Dress like an Ancient Historian: Tips

Ancient historians occasionally become concerned about their image. Stress levels rise every time a scholar needs to pick the perfect outfit for a job interview or the occasional lecture. Some of us are even concerned about our every day clothes. I often catch myself thinking, what do I wear today for my Staff and Student Committee meeting? O vanitas vanitatum!

When in such a dilemma, I look for advice. Or, alternatively, I follow the fashion sense of my role models. These are not Givanchy, Valentino or Armani. Do not get me wrong, I follow fashion closely and I would have loved to be able to afford some of their pieces. However, I took a vow of poverty when I entered the profession, as I suspect did thousands of other historians, classicists and archaeologists. My true role models are my senior professors. As an example I present here a picture of Mary Beard, an eminent classicist and Cambridge Don, whose blog I follow religiously.

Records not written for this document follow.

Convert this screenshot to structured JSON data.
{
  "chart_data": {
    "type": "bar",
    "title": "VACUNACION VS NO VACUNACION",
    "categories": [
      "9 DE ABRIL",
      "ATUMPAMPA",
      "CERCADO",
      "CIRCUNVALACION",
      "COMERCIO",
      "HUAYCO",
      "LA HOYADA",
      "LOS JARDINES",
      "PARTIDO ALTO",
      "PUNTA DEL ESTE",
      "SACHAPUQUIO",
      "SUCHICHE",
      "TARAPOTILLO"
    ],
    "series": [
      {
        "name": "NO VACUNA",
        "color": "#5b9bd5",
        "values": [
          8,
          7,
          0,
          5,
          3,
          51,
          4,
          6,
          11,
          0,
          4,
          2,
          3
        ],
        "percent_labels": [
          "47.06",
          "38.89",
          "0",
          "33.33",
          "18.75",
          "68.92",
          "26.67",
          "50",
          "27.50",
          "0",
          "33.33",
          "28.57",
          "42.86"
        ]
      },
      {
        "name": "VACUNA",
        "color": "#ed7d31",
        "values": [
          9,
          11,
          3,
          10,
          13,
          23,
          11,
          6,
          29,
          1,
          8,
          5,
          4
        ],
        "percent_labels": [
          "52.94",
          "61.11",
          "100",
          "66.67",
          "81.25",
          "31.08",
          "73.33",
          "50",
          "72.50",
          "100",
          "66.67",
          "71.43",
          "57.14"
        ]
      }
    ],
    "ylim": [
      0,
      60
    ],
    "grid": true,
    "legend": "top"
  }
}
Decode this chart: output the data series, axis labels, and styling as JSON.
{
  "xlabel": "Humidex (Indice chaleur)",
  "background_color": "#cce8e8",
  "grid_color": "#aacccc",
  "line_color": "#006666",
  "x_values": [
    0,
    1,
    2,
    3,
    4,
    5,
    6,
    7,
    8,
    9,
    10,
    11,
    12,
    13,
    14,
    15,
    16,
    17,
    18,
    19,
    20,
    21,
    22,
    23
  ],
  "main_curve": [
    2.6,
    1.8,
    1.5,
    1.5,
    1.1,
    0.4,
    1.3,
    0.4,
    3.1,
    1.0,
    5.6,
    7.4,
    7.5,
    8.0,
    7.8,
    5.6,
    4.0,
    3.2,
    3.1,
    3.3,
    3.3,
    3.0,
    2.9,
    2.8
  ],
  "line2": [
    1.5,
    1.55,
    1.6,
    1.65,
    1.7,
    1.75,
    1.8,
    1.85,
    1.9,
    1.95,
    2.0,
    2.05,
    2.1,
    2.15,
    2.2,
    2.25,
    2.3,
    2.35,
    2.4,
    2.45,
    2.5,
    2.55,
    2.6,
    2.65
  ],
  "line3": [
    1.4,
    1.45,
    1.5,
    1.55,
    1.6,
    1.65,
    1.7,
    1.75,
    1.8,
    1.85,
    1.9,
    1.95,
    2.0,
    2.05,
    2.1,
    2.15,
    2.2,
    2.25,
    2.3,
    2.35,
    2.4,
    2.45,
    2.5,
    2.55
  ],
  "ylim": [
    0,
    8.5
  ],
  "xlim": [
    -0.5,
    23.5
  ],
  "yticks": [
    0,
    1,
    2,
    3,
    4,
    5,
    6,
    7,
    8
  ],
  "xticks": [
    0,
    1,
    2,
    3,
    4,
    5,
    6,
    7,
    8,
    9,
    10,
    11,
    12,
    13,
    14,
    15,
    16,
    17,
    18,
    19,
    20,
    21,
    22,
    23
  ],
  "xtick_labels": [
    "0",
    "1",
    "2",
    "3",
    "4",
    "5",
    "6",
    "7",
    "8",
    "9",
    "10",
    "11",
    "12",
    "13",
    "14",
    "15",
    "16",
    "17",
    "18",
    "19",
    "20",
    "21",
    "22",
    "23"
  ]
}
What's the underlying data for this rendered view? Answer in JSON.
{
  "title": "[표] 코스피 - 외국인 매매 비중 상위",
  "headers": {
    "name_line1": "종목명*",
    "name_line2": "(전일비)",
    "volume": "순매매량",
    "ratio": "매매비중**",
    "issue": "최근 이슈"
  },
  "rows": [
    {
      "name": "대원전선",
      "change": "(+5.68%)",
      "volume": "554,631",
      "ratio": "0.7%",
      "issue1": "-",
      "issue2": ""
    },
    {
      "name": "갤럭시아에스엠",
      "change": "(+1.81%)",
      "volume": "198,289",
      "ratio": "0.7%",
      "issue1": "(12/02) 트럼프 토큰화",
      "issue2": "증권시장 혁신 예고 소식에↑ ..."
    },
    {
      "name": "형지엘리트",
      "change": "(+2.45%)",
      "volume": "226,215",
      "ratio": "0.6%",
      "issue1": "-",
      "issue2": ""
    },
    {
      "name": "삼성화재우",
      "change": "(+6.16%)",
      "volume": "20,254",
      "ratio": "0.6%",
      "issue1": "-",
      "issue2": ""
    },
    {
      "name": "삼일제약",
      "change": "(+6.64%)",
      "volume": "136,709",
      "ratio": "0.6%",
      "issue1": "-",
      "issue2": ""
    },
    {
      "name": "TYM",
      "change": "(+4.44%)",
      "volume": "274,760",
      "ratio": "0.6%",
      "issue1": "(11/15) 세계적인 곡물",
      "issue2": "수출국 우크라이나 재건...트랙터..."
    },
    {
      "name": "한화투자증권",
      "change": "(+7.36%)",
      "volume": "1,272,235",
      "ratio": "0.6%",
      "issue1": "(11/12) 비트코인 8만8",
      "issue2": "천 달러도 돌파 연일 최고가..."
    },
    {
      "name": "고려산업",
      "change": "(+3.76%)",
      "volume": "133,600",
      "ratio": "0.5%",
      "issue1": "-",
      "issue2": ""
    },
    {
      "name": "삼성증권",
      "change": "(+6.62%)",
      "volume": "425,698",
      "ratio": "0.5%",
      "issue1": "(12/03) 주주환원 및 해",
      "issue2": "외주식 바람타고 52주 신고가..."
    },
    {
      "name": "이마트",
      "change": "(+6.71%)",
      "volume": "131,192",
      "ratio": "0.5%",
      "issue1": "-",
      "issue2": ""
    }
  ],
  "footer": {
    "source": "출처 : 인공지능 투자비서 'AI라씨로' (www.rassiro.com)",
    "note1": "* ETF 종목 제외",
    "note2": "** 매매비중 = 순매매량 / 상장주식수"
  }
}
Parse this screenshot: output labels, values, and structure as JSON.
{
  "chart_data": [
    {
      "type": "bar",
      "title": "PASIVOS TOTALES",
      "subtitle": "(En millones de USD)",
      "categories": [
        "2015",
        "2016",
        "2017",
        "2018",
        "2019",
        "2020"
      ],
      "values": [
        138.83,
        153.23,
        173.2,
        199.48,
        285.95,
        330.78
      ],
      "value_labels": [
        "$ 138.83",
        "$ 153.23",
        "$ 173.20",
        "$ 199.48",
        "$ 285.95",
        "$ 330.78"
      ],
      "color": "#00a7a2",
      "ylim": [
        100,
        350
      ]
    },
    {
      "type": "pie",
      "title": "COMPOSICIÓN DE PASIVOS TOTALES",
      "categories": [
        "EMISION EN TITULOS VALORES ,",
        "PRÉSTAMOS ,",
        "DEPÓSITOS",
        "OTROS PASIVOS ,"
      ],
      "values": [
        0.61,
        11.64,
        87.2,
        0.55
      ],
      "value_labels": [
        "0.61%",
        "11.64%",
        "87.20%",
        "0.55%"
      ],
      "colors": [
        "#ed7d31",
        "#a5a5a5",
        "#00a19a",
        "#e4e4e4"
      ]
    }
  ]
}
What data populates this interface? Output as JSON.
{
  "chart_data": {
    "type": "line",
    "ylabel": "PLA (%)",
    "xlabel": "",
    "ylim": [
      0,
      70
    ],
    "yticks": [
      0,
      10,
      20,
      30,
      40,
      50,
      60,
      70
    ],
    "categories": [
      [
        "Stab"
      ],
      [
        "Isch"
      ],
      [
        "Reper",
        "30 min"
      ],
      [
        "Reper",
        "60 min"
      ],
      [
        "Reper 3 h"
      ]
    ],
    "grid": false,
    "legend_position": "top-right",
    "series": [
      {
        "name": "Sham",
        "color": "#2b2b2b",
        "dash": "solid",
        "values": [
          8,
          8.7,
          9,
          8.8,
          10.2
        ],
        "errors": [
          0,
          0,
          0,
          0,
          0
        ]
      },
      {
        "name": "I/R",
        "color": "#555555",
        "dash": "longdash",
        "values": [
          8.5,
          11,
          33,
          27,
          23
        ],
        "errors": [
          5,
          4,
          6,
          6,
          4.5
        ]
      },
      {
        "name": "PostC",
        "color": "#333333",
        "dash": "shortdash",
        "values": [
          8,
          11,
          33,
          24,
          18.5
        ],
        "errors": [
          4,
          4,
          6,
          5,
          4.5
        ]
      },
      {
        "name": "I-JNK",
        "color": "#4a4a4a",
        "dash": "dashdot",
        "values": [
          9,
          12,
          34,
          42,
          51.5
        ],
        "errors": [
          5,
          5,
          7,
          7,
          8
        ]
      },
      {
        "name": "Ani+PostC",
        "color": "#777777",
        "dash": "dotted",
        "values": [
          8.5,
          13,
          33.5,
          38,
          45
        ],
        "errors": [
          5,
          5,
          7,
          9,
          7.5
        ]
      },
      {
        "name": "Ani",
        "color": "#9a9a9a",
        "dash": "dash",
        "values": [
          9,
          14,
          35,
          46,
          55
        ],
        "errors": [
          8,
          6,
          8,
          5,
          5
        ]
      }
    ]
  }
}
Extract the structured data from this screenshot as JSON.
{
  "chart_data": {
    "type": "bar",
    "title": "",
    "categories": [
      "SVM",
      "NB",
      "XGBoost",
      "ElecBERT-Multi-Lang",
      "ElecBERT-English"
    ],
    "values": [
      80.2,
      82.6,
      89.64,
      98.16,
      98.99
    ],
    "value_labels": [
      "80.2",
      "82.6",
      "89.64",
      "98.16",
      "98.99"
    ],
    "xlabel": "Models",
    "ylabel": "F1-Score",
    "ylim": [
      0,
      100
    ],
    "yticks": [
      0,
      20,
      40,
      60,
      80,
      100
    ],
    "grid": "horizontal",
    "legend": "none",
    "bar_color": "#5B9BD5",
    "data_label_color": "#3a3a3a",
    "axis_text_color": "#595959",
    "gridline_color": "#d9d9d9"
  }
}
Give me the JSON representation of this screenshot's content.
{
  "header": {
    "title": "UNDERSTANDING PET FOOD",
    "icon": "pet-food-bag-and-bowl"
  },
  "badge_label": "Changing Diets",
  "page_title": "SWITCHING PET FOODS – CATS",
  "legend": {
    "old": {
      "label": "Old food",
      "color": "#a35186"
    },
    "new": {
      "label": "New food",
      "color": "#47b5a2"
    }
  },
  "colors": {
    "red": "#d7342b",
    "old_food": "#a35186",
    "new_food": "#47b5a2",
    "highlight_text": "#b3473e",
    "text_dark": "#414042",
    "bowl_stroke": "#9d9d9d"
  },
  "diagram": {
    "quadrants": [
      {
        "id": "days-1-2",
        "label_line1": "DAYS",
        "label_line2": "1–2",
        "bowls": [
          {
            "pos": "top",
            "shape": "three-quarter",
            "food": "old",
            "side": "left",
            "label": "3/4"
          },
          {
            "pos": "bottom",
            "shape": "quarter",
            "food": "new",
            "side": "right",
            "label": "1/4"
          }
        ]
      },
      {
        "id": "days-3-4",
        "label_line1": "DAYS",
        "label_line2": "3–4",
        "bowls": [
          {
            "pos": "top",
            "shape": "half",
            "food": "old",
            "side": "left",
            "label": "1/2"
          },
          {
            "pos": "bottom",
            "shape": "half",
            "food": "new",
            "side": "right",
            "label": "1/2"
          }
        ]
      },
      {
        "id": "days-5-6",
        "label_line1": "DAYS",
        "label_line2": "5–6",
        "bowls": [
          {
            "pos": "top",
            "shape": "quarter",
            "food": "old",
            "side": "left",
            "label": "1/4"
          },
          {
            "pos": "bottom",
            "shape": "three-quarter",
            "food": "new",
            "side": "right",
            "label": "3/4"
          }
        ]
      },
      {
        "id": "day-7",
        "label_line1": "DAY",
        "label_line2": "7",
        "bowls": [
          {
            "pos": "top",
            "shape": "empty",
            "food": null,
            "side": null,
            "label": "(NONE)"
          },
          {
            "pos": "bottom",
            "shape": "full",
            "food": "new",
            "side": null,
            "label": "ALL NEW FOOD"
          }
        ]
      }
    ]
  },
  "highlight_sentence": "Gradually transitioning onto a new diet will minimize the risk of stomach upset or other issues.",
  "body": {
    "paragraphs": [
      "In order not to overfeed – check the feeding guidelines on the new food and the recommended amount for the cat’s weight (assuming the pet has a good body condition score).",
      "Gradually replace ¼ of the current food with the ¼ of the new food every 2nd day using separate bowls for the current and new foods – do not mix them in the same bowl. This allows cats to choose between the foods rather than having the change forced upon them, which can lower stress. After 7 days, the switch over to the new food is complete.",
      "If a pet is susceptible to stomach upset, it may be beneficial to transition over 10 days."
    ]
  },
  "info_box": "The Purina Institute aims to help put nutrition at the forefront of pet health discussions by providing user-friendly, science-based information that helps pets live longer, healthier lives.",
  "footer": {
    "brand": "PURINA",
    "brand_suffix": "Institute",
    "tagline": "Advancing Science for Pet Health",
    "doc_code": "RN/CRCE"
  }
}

Of course, I do not just copy others. After all, copyright is a serious offense and I intend to avoid it at all cost. Over the years I developed my own style, while I adjusted it to the demands of the British Academia. Here I have a few tips for the aspiring ancient historian:

  1. Understatement should be the order of the day. Avoid extravagant outfits, feathers, bright colours, flashy jewelry, heavy perfumes, wide brimmed hats etc.
  2. Suppress the expression of your sexuality as much as that is possible. Avoid high heeled shoes (also for medical reasons), miniskirts, ripped off jeans, low cut tops, see-through blouses.
  3. Do not wear expensive clothes. We do not have the opportunity to work in Management or Law Departments, where fashion shows take place regularly. Our colleagues are as poor or poorer than us. An expensive dress will raise eyebrows and cause either petty jealousies or create antagonism.
  4. Keep it simple. Even classicists who study sculpture of the baroque Hellenistic period should be able to appreciate the validity of this rule.
  5. Be comfortable. Bear in mind that for most of the day you will be standing or running around in errands or receiving students and colleagues in your office. You will need a pair of sensible shoes, a warm cardigan or pullover, comfortable trousers or skirt and a heavy jacket. I would suggest that you use these clothes also during the beautiful British summer!
  6. I will add here a personal note. In this gloomy climate you should avoid wearing black clothes. It attracts negativity and affects your mood. If you still like dark colours, try navy blue or khaki green.

Alternatively, if you decide not to follow my advice, wear your outfit with confidence and I am certain that eventually others will follow YOU.

Economic historian and numismatic consultant


  1. More Tweed! Keeps out cold, wind, damp, thorns, knife attacks from students who’ve missed out on ‘their’ 2.1, and can be far more stylish, especially if combined with shirt/blouse in sufficiently bold colour, than the usual tramp/bag lady style of British academia. No wonder they don’t take us seriously when we still dress like refugees from the early 70s.

    • How true! Should we allow our students to give us seminars on how to dress? Maybe they can pay us back for all the hours we put in caring for them!
      I am surprised, though, that you answered this post. I thought that women academics would be mostly interesting. But, of course, Neville you do have a sense of fashion.